Spain, Sweden latest EU nations to report omicron COVID-19 cases
People queue to receive a COVID-19 vaccine in an itinerant vaccination truck at the Triumphal Arch in Barcelona, Spain, July 7, 2021. (AFP Photo)


Spain and Sweden on Monday became the latest European Union member states to announce that they have detected their first cases of the omicron variant of the coronavirus.

Spain has detected its first case of the new variant in a 51-year-old man who arrived from South Africa on Sunday after a layover in Amsterdam, Madrid’s regional health authority said, as the country's overall infection rate rose.

The microbiology unit at Madrid’s Gregorio Maranon hospital, which sequenced and confirmed the new variant, added in a separate tweet that the patient was in fair condition with light symptoms.

Spain's rolling 14-day COVID-19 infection rate rose to 199 per 100,000 on Monday from 172 on Friday, with nearly 23,000 cases detected over the weekend, Health Ministry data showed, but the rate remains lower than in countries such as Austria, Germany or the Netherlands.

Spain has registered 5,153,923 infections and 88,008 deaths since the pandemic began. The death toll rose by 53 from Friday.

Sweden’s first case was detected in a test taken a little over a week ago from a person who had traveled from South Africa, the Public Health Agency said in a statement.

"It was expected that we would find the variant in Sweden as well, as it has been discovered in several other countries in Europe. The information we have about the variant means that we should take it very seriously until we know more about it," the agency said.

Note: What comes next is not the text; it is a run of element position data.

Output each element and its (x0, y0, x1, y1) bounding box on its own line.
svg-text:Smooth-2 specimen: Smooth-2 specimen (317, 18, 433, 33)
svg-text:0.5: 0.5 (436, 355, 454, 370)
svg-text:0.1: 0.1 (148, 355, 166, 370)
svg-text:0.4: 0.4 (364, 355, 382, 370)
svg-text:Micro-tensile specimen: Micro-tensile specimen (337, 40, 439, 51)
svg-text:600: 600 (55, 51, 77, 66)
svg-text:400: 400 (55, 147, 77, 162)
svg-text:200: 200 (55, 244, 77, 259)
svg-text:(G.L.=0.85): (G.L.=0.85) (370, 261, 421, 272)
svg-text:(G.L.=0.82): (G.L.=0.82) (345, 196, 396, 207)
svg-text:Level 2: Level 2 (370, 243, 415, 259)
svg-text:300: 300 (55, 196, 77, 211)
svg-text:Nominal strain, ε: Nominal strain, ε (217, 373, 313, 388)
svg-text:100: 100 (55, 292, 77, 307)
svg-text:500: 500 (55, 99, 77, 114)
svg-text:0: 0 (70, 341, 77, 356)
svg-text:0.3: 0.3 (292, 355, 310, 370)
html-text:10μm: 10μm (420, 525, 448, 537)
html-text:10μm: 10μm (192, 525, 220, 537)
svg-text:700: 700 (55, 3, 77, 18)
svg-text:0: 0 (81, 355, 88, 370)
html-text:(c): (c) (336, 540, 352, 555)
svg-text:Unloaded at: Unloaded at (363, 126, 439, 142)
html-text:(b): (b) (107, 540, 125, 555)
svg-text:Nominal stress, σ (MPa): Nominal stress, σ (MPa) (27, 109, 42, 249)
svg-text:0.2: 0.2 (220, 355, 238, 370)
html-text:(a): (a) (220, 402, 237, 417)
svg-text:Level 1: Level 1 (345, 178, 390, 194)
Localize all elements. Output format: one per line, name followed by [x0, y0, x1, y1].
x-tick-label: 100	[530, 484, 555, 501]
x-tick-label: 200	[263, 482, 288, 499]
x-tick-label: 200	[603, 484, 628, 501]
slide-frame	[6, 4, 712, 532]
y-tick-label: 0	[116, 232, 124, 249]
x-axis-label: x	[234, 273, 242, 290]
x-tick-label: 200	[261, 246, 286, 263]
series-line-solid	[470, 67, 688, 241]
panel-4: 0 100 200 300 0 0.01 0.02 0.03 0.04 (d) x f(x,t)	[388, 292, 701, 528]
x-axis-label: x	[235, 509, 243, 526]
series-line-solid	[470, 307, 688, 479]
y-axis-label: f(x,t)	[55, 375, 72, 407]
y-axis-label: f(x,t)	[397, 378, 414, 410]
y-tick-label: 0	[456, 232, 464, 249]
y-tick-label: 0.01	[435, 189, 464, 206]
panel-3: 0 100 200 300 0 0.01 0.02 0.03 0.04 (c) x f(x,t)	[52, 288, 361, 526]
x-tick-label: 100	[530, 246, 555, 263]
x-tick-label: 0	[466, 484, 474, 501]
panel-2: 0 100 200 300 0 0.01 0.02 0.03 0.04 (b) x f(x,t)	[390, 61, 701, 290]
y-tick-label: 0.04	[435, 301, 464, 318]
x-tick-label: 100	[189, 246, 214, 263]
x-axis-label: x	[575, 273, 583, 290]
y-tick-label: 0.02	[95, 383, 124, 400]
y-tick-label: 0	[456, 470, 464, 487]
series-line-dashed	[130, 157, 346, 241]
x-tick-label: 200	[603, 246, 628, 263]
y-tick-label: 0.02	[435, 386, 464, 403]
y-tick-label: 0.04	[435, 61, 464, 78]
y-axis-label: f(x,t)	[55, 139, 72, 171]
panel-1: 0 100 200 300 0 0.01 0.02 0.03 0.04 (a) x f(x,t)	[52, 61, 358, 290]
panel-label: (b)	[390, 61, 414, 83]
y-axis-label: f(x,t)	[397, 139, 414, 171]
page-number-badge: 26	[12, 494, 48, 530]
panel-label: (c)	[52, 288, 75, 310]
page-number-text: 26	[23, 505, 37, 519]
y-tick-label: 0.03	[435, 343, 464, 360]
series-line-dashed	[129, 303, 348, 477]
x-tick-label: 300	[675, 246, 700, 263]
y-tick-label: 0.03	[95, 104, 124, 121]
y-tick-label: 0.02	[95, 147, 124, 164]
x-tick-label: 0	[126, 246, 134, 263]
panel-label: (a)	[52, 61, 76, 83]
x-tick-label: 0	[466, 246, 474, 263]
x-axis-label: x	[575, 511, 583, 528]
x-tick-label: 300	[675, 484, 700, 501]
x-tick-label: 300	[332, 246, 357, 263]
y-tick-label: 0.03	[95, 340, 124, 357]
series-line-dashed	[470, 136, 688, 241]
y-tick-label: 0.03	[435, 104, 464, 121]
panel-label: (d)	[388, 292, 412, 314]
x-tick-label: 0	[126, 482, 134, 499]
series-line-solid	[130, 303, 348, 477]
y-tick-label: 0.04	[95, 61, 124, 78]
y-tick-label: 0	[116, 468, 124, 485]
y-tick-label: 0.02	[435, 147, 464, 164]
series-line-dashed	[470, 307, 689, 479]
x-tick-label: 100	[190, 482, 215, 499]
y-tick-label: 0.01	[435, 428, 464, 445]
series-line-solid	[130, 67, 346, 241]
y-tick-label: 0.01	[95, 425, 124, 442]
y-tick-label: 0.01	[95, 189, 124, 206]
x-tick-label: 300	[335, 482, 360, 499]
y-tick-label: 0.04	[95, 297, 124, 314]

It provided no further information on the state of the person infected.

The latest outbreak, first reported in southern Africa, has caused a global flurry of border restrictions and flight route suspensions over the weekend amid fears of a return to uncontrolled contagion.

Cases have so far been confirmed in countries including Britain, Germany, Belgium, Switzerland, Denmark, Portugal, France, Italy, the Netherlands, Hong Kong, Botswana, Israel and Canada.

The heavily mutated omicron variant is likely to spread internationally and poses a very high risk of infection surges that could have "severe consequences" in some places, the World Health Organization (WHO) said on Monday.

The new variant triggered many countries to close their borders, reviving fears over economic recovery from the two-year pandemic.

More than 261 million people in over 210 countries have been reported to be infected by the coronavirus since the first cases were identified in China in December 2019 and 5,456,515​ have died, according to a Reuters tally.